Question

Solve the quadratic equation using the Quadratic Formula. Then solve the equation using another method. Which method do you prefer? Explain.\(-31 x+56=-x^2\)

Short answer

The Quadratic Formula yields the same solutions as Factoring. Preferences vary, but the Quadratic Formula may be more reliable as it can be used with any quadratic equation.

Step-by-step solution

Set the equation to the standard form

Reorder the equation so that it's in standard form \(ax^2 + bx + c = 0\), then it becomes \(x^2 + 31x - 56 = 0\). Here, \(a = 1\), \(b = 31\), and \(c = -56\)

Use the Quadratic Formula

Apply the Quadratic Formula, which is \(x = {-b \pm \sqrt{b^2 - 4ac} \over 2a}\). Substitute \(a\), \(b\), and \(c\) into the formula to get \(x = {-31 \pm \sqrt{31^2 - 4*1*(-56)} \over 2*1}\). Solve this to find the two solutions for \(x\)

Use Factoring

As a second method, use factoring. First, find two numbers that multiply to -56 (c) and add to 31 (b). These numbers are 32 and -24. So the equation can be rewritten as \(x^2 + 32x - 24x -56 = 0\). Factor by grouping to get \((x - 1)(x + 56) = 0\). Solve for \(x\) in each to find the solutions for \(x\)

Compare the methods

Compare the two methods. The Quadratic Formula is more systematic and works for all quadratic equations, while Factoring is quick and easy but only works when it's easy to find the two numbers

Key concepts

Factoring

Factoring is a method used to simplify complex expressions by expressing them as a product of simpler factors, or terms. When dealing with quadratic equations, factoring becomes an invaluable tool, allowing us to delve into the roots of the equation quickly. A quadratic equation is typically in the form of \( ax^2 + bx + c = 0 \). The goal of factoring is to rewrite this equation in the form \((px + q)(rx + s) = 0\), which allows us to find the values of \(x\) by setting each factor equal to zero.

Here is how we apply this method:

• Determine the values of \(a\), \(b\), and \(c\) from the equation.
• Identify numbers that multiply to \(a \times c\) and add to \(b\).
• Rewrite the middle term using these identified numbers.
• Factor by grouping the terms.

In our exercise, we found numbers 32 and -24 that multiply to -56 and add to 31. By regrouping and factoring, we rewrote the quadratic equation as \((x - 1)(x + 56) = 0\). After factoring, you solve for \(x\) by setting \((x - 1) = 0\) and \((x + 56) = 0\), thus finding the solutions \(x = 1\) and \(x = -56\). Factoring is efficient for equations where the factors are easy to spot, making it a quick way to solve quadratic equations.

Quadratic equations

Quadratic equations are a fundamental component of algebra that deal with polynomials of degree two. The general form of a quadratic equation is \(ax^2 + bx + c = 0\), where \(a\), \(b\), and \(c\) are constants with \(a eq 0\). Solving quadratic equations involves finding values of \(x\) that satisfy the equality. These values are known as the roots or solutions of the equation. Quadratic equations can often be solved by several methods, including factoring, using the quadratic formula, or graphing.

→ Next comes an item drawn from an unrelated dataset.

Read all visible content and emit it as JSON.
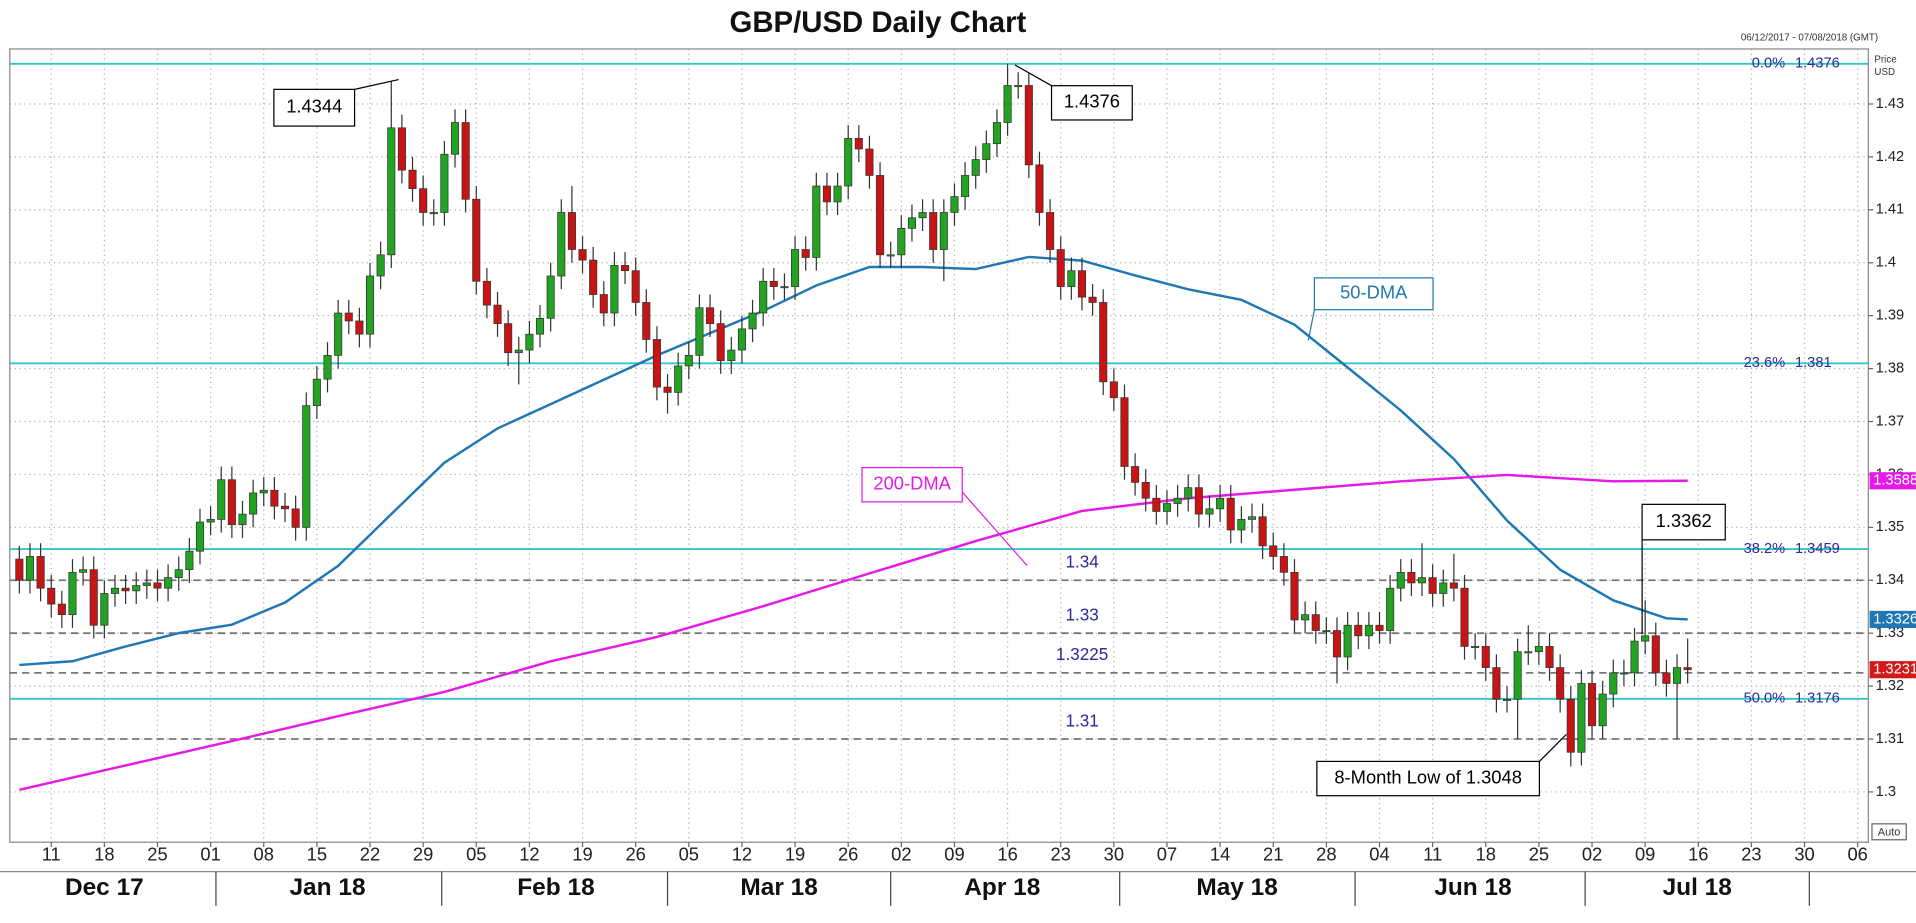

The behavior and properties of the quadratic equation are often depicted on a graph as a parabola. The parabola can open upwards or downwards depending on the sign of \(a\). When solving these equations, identifying the correct method is key as each method has its own application and efficiency. The quadratic formula, factoring, and completing the square are some of the prominent methods, each suiting different kinds of problems.

Methods of solving equations

There are multiple methods available for solving quadratic equations. Each method provides a unique approach and can serve well depending on the equation at hand. Here, we compare the most commonly used methods: the quadratic formula and factoring.

**The Quadratic Formula**

• Universally applicable for all quadratic equations, ensuring robust and reliable results.
• It follows a straightforward process: \(x = \frac{-b \pm \sqrt{b^2 - 4ac}}{2a}\).
• This method is especially useful when the equation does not easily factor.
• Provides exact solutions, even for complex roots involving imaginary numbers.

**Factoring**

• Provides a quick solution when the equation can easily be expressed as a product of binomials.
• Faster in practice but limited to equations that are easily factorable.
• Often requires some intuition or inspection to identify the factors that work.
• Not applicable when the roots involve irrational or complex numbers.

Choosing a method typically depends on the equation itself and personal preference. While the quadratic formula is a reliable all-purpose tool, factoring can offer speed and simplicity for the right problems.